Les Noces de Figaro de l’opéra de Vienne

par Andréas Rey

Disons-le franchement, le Don Giovanni de l’opéra de Vienne en janvier était décevant. L’orchestre de Antonello Manacorda d’abord avançait sur un rythme trop rapide, appuyant trop lourdement sur les accents et comme à la charge dés l’ouverture. Ensuite, la noire pente rocheuse avec sa main dressée à droite, sans oublier les gigantesques épis de maïs durant les noces, et le caricatural de certains personnages, comme un Leporello en adolescent attardé ou un Mazetto ridiculisé par la production, et enfin une mise en scène incongrue avec une Dona Elvira soulevant un rocher durant une aria par exemple, gênait les airs correctement chantés mais sans plus.

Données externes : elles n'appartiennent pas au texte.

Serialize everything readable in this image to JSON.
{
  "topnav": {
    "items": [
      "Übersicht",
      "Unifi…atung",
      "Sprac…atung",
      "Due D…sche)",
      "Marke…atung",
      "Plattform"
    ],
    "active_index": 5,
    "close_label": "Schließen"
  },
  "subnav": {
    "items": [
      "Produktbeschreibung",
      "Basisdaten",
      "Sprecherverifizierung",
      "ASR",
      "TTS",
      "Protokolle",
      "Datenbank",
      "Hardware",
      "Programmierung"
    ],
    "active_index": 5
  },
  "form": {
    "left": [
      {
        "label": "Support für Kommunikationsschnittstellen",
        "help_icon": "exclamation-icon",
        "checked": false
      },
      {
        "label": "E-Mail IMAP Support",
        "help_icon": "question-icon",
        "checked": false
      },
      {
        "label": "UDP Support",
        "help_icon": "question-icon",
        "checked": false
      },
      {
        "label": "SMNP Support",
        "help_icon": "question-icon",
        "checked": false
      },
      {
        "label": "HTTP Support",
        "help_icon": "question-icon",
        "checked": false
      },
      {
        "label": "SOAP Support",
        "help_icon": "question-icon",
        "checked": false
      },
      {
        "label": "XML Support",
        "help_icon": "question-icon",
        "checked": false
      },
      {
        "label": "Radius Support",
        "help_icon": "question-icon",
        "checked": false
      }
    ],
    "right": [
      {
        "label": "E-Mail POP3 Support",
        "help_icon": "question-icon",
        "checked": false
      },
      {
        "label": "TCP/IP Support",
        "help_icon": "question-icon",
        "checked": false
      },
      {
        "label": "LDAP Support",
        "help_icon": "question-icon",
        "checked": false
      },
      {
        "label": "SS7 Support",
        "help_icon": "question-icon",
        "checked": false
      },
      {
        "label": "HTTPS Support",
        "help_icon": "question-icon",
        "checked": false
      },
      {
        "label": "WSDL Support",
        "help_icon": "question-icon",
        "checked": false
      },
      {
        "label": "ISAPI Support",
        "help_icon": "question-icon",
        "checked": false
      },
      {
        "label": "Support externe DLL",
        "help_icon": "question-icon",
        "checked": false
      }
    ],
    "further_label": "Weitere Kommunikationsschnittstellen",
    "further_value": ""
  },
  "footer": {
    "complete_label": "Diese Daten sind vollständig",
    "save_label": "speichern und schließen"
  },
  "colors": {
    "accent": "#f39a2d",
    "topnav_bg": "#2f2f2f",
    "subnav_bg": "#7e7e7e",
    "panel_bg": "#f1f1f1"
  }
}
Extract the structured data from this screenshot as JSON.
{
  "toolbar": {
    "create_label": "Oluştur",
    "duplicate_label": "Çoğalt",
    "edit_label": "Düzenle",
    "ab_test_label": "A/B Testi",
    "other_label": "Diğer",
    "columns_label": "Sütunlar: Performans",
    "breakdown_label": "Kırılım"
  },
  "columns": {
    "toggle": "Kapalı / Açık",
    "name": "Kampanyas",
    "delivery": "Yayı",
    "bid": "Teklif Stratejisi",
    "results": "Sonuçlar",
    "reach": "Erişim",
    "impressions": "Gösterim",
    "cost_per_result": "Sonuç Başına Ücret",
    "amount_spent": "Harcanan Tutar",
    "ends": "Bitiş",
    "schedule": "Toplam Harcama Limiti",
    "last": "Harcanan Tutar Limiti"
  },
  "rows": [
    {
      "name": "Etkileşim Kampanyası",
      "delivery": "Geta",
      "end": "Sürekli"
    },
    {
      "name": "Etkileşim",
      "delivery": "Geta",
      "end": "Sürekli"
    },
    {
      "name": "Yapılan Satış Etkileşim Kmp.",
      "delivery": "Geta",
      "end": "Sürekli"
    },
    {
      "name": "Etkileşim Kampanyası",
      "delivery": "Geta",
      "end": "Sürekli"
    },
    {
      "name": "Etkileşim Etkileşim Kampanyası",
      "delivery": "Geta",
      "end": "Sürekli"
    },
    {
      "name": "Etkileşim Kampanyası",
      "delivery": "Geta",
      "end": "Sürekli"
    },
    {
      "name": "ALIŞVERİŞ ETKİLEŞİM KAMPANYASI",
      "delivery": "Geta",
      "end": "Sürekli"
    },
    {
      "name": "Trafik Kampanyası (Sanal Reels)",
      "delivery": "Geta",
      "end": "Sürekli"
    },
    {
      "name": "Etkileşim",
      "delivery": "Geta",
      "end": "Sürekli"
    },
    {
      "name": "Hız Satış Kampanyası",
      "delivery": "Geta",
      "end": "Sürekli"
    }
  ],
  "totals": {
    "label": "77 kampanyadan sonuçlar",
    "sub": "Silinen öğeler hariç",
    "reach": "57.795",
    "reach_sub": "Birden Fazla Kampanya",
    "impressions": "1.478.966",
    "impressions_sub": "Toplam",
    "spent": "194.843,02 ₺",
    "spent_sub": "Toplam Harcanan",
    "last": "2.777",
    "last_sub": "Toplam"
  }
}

Heureusement, l’opéra se ressaisit. Le robuste orchestre de Philippe Jordan affleure la délicatesse mozartienne contrairement à son confrère. Moins lourd et rigide encore, comme celui d’Erich Kleiber vers lequel il semble tendre, il aurait mieux laissé respirer les notes, meilleures places aux chanteurs et surtout mieux laisser gouter la dentelle mozartienne. 

L’homogénéité du plateau vocal ajoute également à la qualité de la représentation. Les interprètes jouant aussi bien qu’ils chantent, Beaumarchais est aussi présent sur scène que Mozart ou Da Ponte. Marceline pèche cependant avec une exagération de son caractère au risque du naturel mozartien. Leurs costumes, en velours pour Basilio, luxuriants et variées pour le comte et trois pièces sobre pour Figaro, et les décors rococo en tableaux de maitre et meubles Louis XVI, répondent d’ailleurs à la difficile question de la modernité de la mise en scène. Leur alliage ne choque jamais et démontre qu’il est possible de réaliser des mises en scène contemporaines sans trahir l’œuvre. La chambre de Figaro et de Suzanne à l’avant-scène devant un paravent, qui ouvre sur la chambre nobiliaire, laisse deviner la vastitude d’un palais, impression confirmée par les portes autour du plateau, laissant imaginer le nombre des salles et des placards de l’habitation. De plus l’ornementation des murs de l’appartement, où la comtesse et Suzanne manigancent, et la luxuriance des grands tableaux du salon, dans lequel Suzanne laisse croire au comte qu’elle lui succombe, correspondent à la sophistication vestimentaire du comte et aux robes drapées de la comtesse. Le dernier acte, enfin au cours duquel les uns sont confondus et les autres vêtent les habits de leurs consœurs, se déroule sur une terrasse peinte de fougères, dont les trappes servent de buissons. Cette stylisation d’un jardin surprend après la flamboyance des actes précédents, mais relève cependant de l’équilibre trouvé et de l’amusement conclusifs de l’œuvre.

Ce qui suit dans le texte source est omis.